As such, he recommends that brokers take the time to explain these risks to the business clients they work with – and offer them advice on how to mitigate these risks, not just through cyber insurance but through prevention.
In particular, he suggests companies should clearly understand what data their vendors are handling; consider creating cyber security standards for partners within their supply chain; andnegotiatefavourable terms in contracts with vendors and suppliers, including the ability to undertake audits. Beyond the actual coverage protections, he explains, the underwriting process is usually thorough and sophisticated, and can act almost as a second audit beyond the company’s own due diligence when vetting that vendor.
In addition, he suggests that companies who are already successfully interpreting and leveraging threat information should consider sharing this information with its vendors and suppliers.
“The challenge is sharing meaningful and actionable intelligence rather than all information that passes through systems,” he explained. “The company should consider when and how to appropriately share information, bearing in mind that it is not a managed security provider for its vendors.

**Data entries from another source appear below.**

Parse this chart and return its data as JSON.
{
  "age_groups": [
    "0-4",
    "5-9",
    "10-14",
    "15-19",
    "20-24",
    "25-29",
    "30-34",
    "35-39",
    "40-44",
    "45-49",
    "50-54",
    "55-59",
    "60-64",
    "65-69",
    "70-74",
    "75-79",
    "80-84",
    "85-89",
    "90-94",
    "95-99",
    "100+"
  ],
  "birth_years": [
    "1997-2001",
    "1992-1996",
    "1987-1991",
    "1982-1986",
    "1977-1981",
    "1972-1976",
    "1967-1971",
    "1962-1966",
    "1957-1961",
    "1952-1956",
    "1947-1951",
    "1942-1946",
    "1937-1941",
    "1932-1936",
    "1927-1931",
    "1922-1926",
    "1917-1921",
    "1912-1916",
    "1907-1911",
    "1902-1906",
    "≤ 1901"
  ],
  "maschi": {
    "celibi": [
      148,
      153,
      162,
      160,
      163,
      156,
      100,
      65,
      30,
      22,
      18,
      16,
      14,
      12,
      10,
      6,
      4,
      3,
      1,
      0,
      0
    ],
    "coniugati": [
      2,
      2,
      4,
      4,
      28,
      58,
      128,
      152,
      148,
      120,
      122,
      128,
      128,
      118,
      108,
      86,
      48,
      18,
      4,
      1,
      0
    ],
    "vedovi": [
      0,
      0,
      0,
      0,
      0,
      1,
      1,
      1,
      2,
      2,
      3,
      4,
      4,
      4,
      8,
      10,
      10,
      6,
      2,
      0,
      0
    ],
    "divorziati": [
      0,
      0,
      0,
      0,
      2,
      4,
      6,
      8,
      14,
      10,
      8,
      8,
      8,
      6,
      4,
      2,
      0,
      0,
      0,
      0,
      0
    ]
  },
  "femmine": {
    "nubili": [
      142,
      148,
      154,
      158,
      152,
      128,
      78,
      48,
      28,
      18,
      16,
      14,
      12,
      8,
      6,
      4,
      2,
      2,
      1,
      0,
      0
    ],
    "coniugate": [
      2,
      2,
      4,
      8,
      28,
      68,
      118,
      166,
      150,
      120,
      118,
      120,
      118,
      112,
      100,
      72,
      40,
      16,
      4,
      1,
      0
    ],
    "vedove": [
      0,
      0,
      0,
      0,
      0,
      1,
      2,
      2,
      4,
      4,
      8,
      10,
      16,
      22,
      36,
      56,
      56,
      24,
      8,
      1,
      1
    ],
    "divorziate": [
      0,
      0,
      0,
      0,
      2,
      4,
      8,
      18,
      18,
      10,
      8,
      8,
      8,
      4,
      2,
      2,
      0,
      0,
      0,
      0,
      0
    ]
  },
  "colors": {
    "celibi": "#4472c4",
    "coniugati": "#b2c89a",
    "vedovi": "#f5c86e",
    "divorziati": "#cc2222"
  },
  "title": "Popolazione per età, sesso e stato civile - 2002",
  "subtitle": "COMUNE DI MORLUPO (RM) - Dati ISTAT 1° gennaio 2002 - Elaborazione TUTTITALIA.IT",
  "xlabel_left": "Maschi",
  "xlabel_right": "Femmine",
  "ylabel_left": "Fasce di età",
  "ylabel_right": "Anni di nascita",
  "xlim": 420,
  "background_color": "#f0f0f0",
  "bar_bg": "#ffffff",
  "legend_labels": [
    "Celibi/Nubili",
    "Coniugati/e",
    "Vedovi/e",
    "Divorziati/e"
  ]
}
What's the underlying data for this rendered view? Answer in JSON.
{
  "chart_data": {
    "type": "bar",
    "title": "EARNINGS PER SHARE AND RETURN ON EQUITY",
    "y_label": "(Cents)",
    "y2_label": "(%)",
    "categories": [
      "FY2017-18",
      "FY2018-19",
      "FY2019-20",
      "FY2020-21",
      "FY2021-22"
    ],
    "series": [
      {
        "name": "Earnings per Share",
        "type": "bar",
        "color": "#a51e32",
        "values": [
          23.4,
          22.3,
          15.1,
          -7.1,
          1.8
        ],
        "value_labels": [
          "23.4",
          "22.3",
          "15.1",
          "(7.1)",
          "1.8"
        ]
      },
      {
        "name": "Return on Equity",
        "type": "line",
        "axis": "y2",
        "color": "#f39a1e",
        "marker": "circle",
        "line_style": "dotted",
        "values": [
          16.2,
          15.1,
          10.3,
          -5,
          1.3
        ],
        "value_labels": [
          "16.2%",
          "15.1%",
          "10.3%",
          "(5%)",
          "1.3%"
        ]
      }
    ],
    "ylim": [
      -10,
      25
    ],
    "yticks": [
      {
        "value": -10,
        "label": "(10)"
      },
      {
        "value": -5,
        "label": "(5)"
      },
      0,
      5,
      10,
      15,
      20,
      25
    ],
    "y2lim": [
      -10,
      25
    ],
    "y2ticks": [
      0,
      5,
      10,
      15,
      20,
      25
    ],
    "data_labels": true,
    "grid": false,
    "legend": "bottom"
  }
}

Hiring vendors that have effective security capabilities is ideal, but for a subset of vendors with useful services but limited security resources, periodically sending an email advising them about a threat to look out for may be an information sharing strategy companies could employ.”
This, he explains, will then create an opportunity for an insurance broker to step in.
“An insurance professional can then advise about the proper coverages to help protect against cyber threats and other supply chain risks,” he said. “The goal is to recognize the threats, limit exposure, and ensure supply chain redundancy.”